It’s always a pleasure to come across articles on companies that are successful manufacturing from U.S.-based factories. Instead of wasting time complaining about exchange rates, trade barriers, and regulatory hurdles, these companies focus inward and improve their efficiency, quality, and service to a point that offsets those competitive burdens.
The Green Bay Press-Gazette had an article Sunday describing one such company, a metal fabricator appropriately named Metal-Tech.
State-of-the-art equipment, skilled employees and efficient, quality processes have propelled Fox Valley Metal-Tech Inc. to the front rank of metal fabricators. Metal-Tech is one of 63 Wisconsin businesses nominated for the 20th annual Wisconsin Manufacturer of the Year Awards to be presented Thursday at the Pfister Hotel in Milwaukee. The awards recognize Wisconsin companies that demonstrate a commitment to business excellence.
What do they do?
Metal-Tech services include laser and waterjet cutting of materials up to 6 inches thick, product design and assembly in the paper, printing, food-processing, custom-machine-building and ship-building industries, to name a few. Metal-Tech workers complete about 600 jobs a week, from the smallest parts to larger structures like cabs for Manitowoc Co. cranes, deckhouses for U.S. Navy patrol boats and electrical control boxes for new Navy aircraft carriers.
As with most truly successful companies, they realize their strength is derived from the knowledge, experience, and creativity of their people. Their hiring processes are very defined to find and train the best.
Metal-Tech is providing on-the-job training for four Northeast Wisconsin Technical College students who they hope will decide to stay with the company after they graduate. They also have a representative on NWTC’s welding advisory committee and have worked with the school to develop training programs for workers, such as blueprint reading. Potential Metal-Tech workers must pass blueprint reading and math tests, and take a Wonderlic test, such as National Football League teams give to their quarterbacks. "If someone has a high Wonderlic (score) but not a high skill set, if they are a hard worker, we know we can train them," West said.
The results speak for themselves.
Metal-Tech sales grew from $11 million in 2004 to $22 million in 2007, and it foresees continued growth. The company standard is to schedule and program every job the same day it arrives. It has seen improvement in on-time delivery, reduction of time spent on rework and improvement in manufacturing efficiencies. West said the company’s rework cost — having to remake a part — is less than one-half percent.
But I do need to find at least one point to nit-pick them on:
"We have 50 percent of our year already in backlog," said John West, company president.
Although a common metric for job shops, is that really something to be proud of? Sure it helps provide a sense of security to stakeholders, but does it add value to customers? Which customers are having to wait six months for an order?
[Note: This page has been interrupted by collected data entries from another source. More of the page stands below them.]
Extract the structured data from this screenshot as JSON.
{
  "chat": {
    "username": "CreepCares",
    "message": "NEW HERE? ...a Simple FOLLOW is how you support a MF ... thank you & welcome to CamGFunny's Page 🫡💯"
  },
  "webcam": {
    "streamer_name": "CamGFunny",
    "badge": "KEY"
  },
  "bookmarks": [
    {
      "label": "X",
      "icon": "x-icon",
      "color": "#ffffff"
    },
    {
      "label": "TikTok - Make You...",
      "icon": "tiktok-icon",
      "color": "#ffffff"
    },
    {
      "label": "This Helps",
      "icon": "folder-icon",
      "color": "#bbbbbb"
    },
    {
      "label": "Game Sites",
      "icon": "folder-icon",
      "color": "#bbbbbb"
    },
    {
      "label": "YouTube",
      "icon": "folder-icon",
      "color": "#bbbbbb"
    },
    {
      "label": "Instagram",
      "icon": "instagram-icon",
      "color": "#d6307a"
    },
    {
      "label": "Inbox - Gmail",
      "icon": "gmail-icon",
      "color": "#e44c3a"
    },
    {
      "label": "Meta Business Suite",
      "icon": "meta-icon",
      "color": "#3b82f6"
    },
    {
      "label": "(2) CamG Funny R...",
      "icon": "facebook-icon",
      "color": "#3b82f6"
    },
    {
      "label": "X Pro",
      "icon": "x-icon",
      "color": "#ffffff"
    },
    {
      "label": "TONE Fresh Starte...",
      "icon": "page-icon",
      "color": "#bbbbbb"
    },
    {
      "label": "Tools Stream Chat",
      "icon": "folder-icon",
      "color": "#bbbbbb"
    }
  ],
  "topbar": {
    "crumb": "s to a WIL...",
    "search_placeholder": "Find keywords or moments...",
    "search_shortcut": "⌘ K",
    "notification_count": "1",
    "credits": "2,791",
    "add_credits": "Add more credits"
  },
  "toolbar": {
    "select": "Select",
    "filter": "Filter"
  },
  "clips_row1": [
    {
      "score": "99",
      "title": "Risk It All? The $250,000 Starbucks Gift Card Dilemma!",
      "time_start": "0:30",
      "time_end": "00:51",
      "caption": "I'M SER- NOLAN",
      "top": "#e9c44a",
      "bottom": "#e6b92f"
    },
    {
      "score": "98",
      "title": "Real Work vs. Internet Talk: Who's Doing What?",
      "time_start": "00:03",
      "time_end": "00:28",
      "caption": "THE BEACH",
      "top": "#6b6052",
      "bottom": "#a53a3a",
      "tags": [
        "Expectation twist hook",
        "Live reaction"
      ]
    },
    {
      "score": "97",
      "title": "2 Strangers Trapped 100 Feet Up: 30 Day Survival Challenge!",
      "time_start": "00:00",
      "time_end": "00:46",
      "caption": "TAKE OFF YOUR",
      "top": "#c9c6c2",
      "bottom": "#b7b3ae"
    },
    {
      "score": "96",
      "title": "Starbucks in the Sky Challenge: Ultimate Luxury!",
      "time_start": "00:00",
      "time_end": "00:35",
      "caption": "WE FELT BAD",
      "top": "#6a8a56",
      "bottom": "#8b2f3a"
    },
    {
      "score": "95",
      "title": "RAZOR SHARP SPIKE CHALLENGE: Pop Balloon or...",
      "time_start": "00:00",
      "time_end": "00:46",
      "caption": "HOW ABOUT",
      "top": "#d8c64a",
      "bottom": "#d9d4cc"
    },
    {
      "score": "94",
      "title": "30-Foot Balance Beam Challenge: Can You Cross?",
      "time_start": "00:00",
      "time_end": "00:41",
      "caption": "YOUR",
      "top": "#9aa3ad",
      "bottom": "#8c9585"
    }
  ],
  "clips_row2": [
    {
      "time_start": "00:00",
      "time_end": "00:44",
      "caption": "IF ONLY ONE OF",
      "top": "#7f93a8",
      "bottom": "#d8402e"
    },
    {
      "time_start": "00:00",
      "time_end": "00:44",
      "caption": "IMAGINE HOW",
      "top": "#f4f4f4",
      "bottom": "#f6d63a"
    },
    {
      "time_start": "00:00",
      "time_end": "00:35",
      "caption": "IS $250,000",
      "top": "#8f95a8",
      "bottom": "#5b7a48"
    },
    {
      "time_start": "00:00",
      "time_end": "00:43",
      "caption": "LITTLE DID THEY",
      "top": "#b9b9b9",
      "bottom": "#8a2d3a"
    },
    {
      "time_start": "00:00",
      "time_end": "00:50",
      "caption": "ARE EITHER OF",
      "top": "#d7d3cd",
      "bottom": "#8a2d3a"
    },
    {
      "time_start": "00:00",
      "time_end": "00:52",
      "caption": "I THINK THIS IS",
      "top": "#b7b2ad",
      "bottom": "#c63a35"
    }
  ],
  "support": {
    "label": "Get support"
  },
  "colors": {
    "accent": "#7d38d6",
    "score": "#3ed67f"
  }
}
What value would a much shorter lead time provide? Will some other fabricator jump in and supply that value?
John West says
FVMT has work scheduled out to be delivered in Nov. of 2008. Having scheduled shipments that account for 50% of the Revenue for 2008 does not mean lead-times are 6 months. Average lead-time is 7 to 10 days for fabrications. Orders are accepted every day for delivery in 1 to 3 days. We process orders overnight on our automated Laser cutting system often running lights-out.